Instruction began the following afternoon. A Directed Reading Approach (D.R.A.) was demonstrated to the tutor with Jim by the elementary professor, and the format was followed considerably during the six weeks that followed. Broadening the context of a story seemed a bit strange to Jim at first; he hurried over or ignored the titles of stories and paid little attention to the pictures that accompanied them. Consideration time was spent talking about "big words and little words" (structural analysis) and how word families operate. The tutor read and recorded some stories, letting Jim follow along in his book. Gradually the concept of reading as speech-on-paper began to emerge. Jim's morale improved noticeably. He did not press so hard for a high oral reading rate, but began to read more for meaning. Although some reading was done orally, not every story was read out loud. "Reading does not have to be out loud to be reading" was a message Jim joyfully accepted. The tutor used a lot of patience with Jim, and he responded with a lot of determination. "I will learn to read this summer," was his declaration.
The posttest given at the end of six weeks by the elementary education professor showed that he had very nearly done exactly that. The A.R.I. was once again used. Since Jim was no longer striving for a high oral reading rate it took about two hours to reach his frustrational level. One break was taken,more for the professor than for the student. Jim scored higher on the graded paragraphs than on the isolated word lists, showing that he had learned to use contextual clues. His instructional level was seventh grade and frustrational level was eighth grade. He had gained six years growth in reading in six weeks.'
Some modifiers and disclaimers would be appropriate at this point. First of all, the eighth grade frustrational level obtained may have been from shutting Jim down a little early. He was not at frustration on comprehension and was actually one word recognition error short of frustration at the eighth grade level. Given the proximity to frustration, however, the testing was stopped. In fairness to Jim's teachers of the previous eleven years, it may have been that the skills that Jim evidenced on the posttest were skills that he had learned before, but had forgotten in the rush to show a high oral reading rate in front of his peers. The favorable affective climate generated by the tutor may have unleashed some of this pent-up knowledge. His oral reading rate on the ARI during the posttest rarely went above 100 words per minute. On the posttest, Jim showed a much more balanced approach to word attack skills, trying sight word recognition first, then phonics, then reading several words past the problem word for context clues, and then using structural analysis. He was not allowed to use a dictionary while taking the A.R.I. But now, at least, he has more flexibility at word attack than he had had before.

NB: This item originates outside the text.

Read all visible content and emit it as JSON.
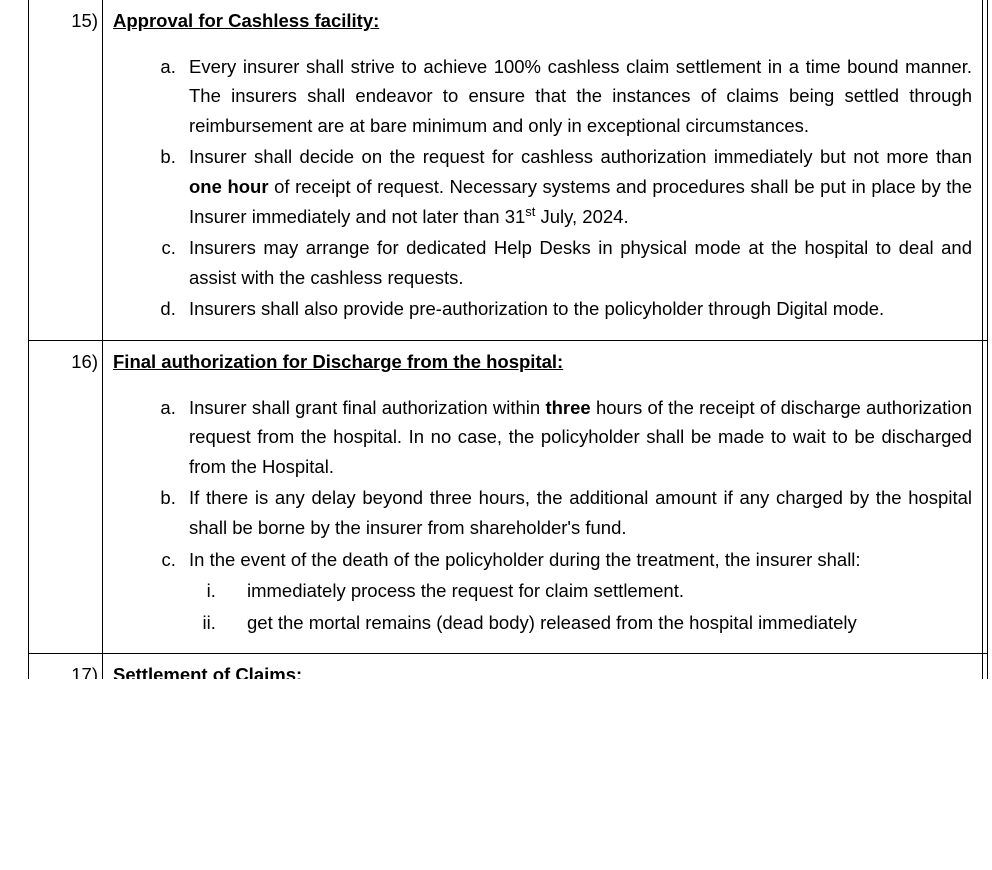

It could not be said that the things that worked so well for this Indian boy would work for every student. But this incident does show what a little knowledge of the language-acquistion process and a lot of motivation can do.

The above post was co-written some years ago, when I was teaching at SOSU.  I was the tutor mentioned above.  Having never taken any classes in teaching reading, or in elementary education, I was nevertheless able to work with this young man successfully, thanks to the help I received from my co-authors.  While I was teaching full-time there during the school year, I worked during the summer as a tutor.